Falu Rödfärgs current campaign is either a total misfire or devilishly clever – either way it leaves me cold. I don’t get it. An American actor mispronouncing the name of the product? Huh?

Falu Rödfärg is a product absolutely packed with meaning. Yes, it’s old, but it is full of emotion. Falu rödfärg makes me think of home, of Sweden, of beautiful rural landscapes, of hardworking men who, even after toiling hard to build a homestead, have a little energy left over for the look of the place. Of the resourceful repurposing of a byproduct of an ancient industry. It’s a thousand postcards and amateur oilpaintings, it’s storybooks, villages, community, home. It’s identity. It’s advertising gold, surely.
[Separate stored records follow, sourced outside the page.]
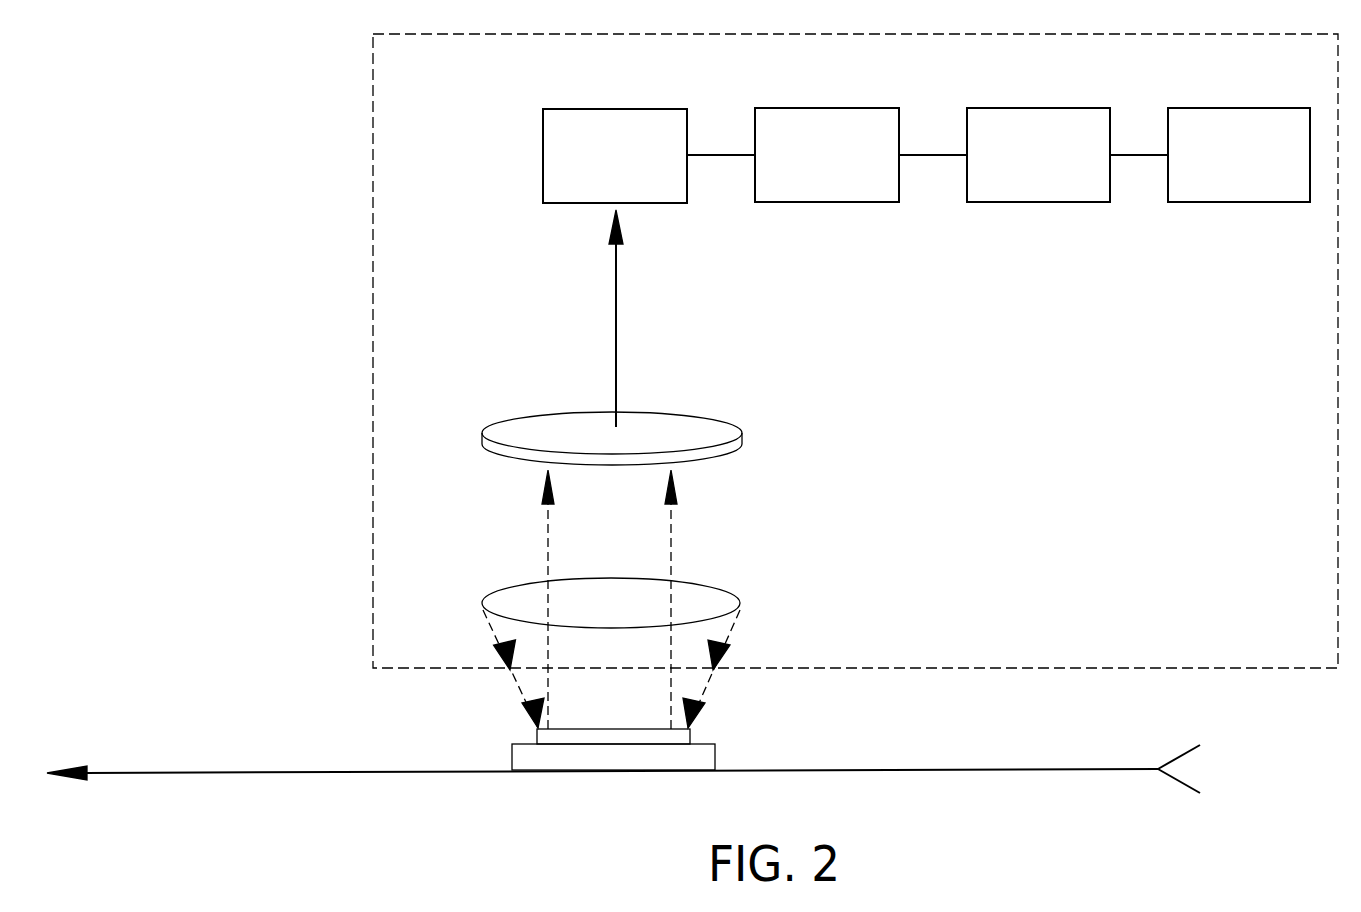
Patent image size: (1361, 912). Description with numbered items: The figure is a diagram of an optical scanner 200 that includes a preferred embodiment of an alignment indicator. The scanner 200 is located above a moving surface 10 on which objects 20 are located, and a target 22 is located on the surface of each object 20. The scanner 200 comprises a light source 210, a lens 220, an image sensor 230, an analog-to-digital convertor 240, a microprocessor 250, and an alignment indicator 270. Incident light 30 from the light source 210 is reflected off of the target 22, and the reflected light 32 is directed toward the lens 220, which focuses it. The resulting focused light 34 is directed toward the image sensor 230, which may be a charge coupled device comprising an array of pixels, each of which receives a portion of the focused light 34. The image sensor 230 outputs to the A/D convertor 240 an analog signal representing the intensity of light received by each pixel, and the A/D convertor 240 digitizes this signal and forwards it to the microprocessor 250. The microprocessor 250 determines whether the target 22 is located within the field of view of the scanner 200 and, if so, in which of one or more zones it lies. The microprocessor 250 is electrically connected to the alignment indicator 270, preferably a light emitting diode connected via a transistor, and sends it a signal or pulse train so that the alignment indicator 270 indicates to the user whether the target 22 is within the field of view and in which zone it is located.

The moving surface 10 is at (1045, 770).
The object 20 is at (716, 758).
The target 22 is at (690, 735).
The incident light 30 is at (738, 626).
The reflected light 32 is at (672, 553).
The focused light 34 is at (617, 345).
The optical scanner 200 is at (855, 351).
The light source 210 is at (730, 597).
The lens 220 is at (712, 413).
The image sensor 230 is at (688, 120).
The analog-to-digital (A/D) convertor 240 is at (830, 108).
The microprocessor 250 is at (1025, 108).
The alignment indicator 270 is at (1232, 108).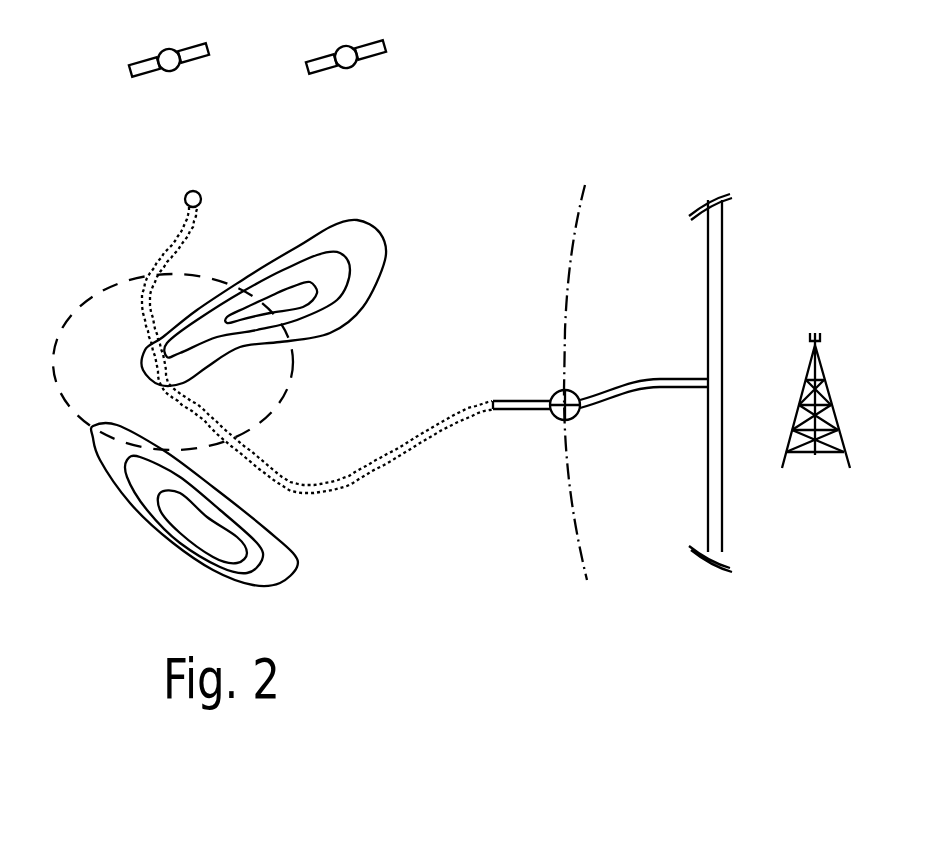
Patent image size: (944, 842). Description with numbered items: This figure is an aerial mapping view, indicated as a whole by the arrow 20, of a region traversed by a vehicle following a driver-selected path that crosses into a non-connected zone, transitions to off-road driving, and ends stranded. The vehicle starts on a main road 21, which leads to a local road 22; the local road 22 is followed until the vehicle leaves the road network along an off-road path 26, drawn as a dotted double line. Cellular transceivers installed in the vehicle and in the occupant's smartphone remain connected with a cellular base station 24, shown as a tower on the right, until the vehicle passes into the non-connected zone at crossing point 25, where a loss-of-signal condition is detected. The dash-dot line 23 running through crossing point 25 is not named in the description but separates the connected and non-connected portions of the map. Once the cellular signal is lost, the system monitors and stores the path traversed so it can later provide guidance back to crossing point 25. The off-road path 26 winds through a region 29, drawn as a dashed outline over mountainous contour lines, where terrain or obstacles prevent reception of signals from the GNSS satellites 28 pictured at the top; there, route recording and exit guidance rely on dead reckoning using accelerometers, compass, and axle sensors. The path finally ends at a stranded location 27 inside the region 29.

And all they come up with is an American actor mispronouncing Swedish, a trope that has cropped up in at least three other ads I can think of in the past few months?

Thoughts on taste

I have some friends who have very specific tastes, for example in music, or books. One reads only science fiction and fantasy, and another describes “urban music” as an interest. Lately I’ve realised that this provokes a certain reaction with me, and when I took a closer look at that reaction, and poked it in the side with a stick, it sat up and declared itself to be a form of impatience.

I thought about my own tastes, and the tastes of people I respect, and I formulated the following hypothesis: The understanding of a “taste” as synonymous with a genre is typical of teenagers, those dogmatic, inflexible beings. In our teens, we draw a lot of comfort from aligning ourselves with clearly defined groups, and those groups are useful to us in defining and expressing our identities. “Taste” in music becomes a convenient but simplistic shorthand for categorising people.

But I think, for an adult, “taste” ought to be by quality, not kind. The people whose taste I respect have interests that range widely, and they’re not afraid to explore outside their current experience and habits: They love Leonard Cohen, but if a great piece of African folk music, rap or opera comes along, that’s brought into the fold alongside everything else. It is the quality of the music, its authenticity, skill and feeling, its meaning, that matter, not whether it sounds a lot like what you already know.

Music, and books, and films, and art, can surely be about identity. But to use it that way is exactly that, to use it, not to understand or appreciate or really love it for itself. Great music, literature and film have value in themselves, they say something true, something that’s relevant to all of us and not just to you, and if you’re just after an identity badge, you miss out. And truths like that, meaning like that, can be found in all genres and types of art.

Restricting yourself to one genre of anything is comfortable, but childish. That’s why I immediately feel slightly exasperated when someone talks about art or media in those terms.

I’m not sure, though, how far this actually goes. Could you extend this theory to other means of expression? Clothes? Cars? Television? If not, why not?